- Born: Elaine Stewart 1956 (age 68–69) Manitoba, Canada
- Occupation(s): School teacher, rodeo contestant
- Years active: 1967–1990

= Elaine Watt (barrel racer) =

Canadian barrel racer

Elaine Watt (born 1957) is a Canadian physical education instructor and barrel racer. She was a three-time Canadian barrel racing champion, in 1978, 1979, and 1982. She was inducted into the Canadian Pro Rodeo Hall of Fame in 2012.

==Early life==
Elaine Stewart was born in 1956 in Manitoba, Canada, to Mavis (née Bowler) and Calvin Stewart. She had four siblings, Alvin, John, Colleen, and Carol. Their father raised horses and all of the children helped with farm chores at their home in Saint Pierre, Manitoba. Both of her sisters competed in rodeo events and Carol would later succeed her sister, Elaine, with the Canadian barrel racing title in 1983. She began riding when she was six years old and training in 1967 when her father took her 4-H group to a horse clinic in Manitoba. She trained with Elaine and Jim Hyde and won a junior title in Minnesota in her first competition, which was later that year.

==Career==
While training at the Hyde's ranch in Alida, Saskatchewan, Stewart met professional calf roper, Neil Watt. In 1972, she began riding in the Canadian Rodeo Cowboys Association during the summer vacation from her job as a physical education teacher in Beausejour, Manitoba. In 1976, after winning the barrel racing event at the Royal Manitoba Winter Fair Light Horse Show, Stewart and Watt married. Watt won the Canadian barrel racing championship in 1978, taking first place with a score of 170 points, placing in all six rounds at the Canadian Finals Rodeo.

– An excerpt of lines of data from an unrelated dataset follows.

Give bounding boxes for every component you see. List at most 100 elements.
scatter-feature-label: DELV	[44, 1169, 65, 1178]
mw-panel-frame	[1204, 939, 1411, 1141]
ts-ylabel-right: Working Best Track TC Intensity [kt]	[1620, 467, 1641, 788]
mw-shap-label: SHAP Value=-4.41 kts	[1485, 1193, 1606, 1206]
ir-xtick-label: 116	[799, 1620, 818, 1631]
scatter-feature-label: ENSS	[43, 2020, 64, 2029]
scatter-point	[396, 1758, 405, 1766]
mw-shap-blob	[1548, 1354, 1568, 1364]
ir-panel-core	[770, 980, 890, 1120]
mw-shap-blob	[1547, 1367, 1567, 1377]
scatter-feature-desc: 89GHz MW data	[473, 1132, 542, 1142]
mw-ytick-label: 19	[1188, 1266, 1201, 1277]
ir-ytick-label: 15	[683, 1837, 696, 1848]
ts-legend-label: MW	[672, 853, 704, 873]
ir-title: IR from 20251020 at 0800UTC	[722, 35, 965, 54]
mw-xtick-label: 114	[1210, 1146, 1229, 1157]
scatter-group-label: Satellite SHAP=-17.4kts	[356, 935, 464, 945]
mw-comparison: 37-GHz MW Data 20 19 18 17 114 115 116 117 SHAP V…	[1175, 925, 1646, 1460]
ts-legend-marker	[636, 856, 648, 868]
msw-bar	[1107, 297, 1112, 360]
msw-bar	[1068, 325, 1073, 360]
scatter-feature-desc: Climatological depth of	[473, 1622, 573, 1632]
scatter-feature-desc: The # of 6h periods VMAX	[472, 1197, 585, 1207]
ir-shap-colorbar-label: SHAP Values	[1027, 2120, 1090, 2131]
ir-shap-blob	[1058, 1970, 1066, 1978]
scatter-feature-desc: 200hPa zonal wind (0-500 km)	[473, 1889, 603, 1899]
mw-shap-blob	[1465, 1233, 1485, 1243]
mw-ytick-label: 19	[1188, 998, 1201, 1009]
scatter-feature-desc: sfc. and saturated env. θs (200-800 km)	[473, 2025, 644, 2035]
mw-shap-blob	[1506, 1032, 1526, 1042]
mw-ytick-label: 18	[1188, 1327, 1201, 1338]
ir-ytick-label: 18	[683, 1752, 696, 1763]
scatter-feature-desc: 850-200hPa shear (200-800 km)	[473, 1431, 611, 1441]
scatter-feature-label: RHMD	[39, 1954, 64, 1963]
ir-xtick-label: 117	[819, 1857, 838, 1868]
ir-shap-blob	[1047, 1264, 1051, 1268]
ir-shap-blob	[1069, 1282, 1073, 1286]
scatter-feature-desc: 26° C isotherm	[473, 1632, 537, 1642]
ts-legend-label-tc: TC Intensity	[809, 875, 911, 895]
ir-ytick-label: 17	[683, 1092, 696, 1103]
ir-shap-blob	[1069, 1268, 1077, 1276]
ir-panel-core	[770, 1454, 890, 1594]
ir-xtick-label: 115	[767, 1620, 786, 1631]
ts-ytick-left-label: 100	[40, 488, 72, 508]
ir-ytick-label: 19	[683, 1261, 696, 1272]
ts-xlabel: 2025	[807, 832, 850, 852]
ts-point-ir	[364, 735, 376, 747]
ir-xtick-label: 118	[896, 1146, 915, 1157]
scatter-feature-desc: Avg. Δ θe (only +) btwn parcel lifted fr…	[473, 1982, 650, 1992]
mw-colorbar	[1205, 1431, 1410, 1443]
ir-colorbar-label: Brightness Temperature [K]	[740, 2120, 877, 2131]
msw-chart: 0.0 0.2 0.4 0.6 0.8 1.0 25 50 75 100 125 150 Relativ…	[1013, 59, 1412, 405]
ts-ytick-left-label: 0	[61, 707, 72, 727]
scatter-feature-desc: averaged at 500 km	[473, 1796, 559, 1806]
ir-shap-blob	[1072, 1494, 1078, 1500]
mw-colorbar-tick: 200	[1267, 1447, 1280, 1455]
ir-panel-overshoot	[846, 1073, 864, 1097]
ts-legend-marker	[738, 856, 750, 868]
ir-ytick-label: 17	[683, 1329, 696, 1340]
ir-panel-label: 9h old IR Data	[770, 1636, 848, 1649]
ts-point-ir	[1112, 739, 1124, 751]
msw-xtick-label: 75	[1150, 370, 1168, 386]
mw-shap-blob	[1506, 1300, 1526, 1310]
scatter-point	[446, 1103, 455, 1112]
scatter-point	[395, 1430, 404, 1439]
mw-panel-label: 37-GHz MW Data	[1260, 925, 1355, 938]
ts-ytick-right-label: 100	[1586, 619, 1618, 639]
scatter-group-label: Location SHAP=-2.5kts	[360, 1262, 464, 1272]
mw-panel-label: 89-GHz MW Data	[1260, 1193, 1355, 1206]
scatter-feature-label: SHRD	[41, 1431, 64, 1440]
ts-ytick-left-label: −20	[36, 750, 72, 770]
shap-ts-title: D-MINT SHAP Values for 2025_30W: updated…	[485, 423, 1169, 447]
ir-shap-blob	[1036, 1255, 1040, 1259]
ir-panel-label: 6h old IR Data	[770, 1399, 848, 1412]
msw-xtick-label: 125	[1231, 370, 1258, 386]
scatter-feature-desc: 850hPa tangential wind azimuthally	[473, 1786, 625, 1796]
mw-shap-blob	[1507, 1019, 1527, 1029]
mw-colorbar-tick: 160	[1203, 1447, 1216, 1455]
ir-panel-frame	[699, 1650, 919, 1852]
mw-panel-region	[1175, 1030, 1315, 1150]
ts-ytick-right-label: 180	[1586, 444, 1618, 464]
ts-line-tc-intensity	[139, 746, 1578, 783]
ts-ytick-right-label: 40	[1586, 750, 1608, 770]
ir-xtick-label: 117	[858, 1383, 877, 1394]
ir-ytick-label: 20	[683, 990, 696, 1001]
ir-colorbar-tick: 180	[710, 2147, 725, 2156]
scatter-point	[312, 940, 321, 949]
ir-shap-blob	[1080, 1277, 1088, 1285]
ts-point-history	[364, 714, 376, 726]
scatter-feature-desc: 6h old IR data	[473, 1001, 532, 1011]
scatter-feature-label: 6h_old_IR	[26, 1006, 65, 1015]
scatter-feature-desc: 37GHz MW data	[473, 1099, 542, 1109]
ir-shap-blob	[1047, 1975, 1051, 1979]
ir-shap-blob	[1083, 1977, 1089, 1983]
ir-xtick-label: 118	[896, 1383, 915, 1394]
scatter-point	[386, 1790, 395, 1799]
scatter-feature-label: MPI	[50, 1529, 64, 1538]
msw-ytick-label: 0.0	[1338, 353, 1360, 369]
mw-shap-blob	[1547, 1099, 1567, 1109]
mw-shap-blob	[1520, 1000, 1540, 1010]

She repeated as Canadian champion in 1979 and 1982. Though she contemplated competing for the world championship, she would have had to give up teaching to focus on competition.

In the early 1980s, the couple moved from Manitoba to Raymond, Alberta, where Watt continued teaching. In addition to competing in Canada, she and her husband participated in events in the United States, in western states like Colorado, Idaho, Montana, Nebraska, Nevada and Utah. In 1988 and 1989, she served as president of the Canadian Girls Rodeo Association. In 2012, she was inducted into the Canadian Pro Rodeo Hall of Fame.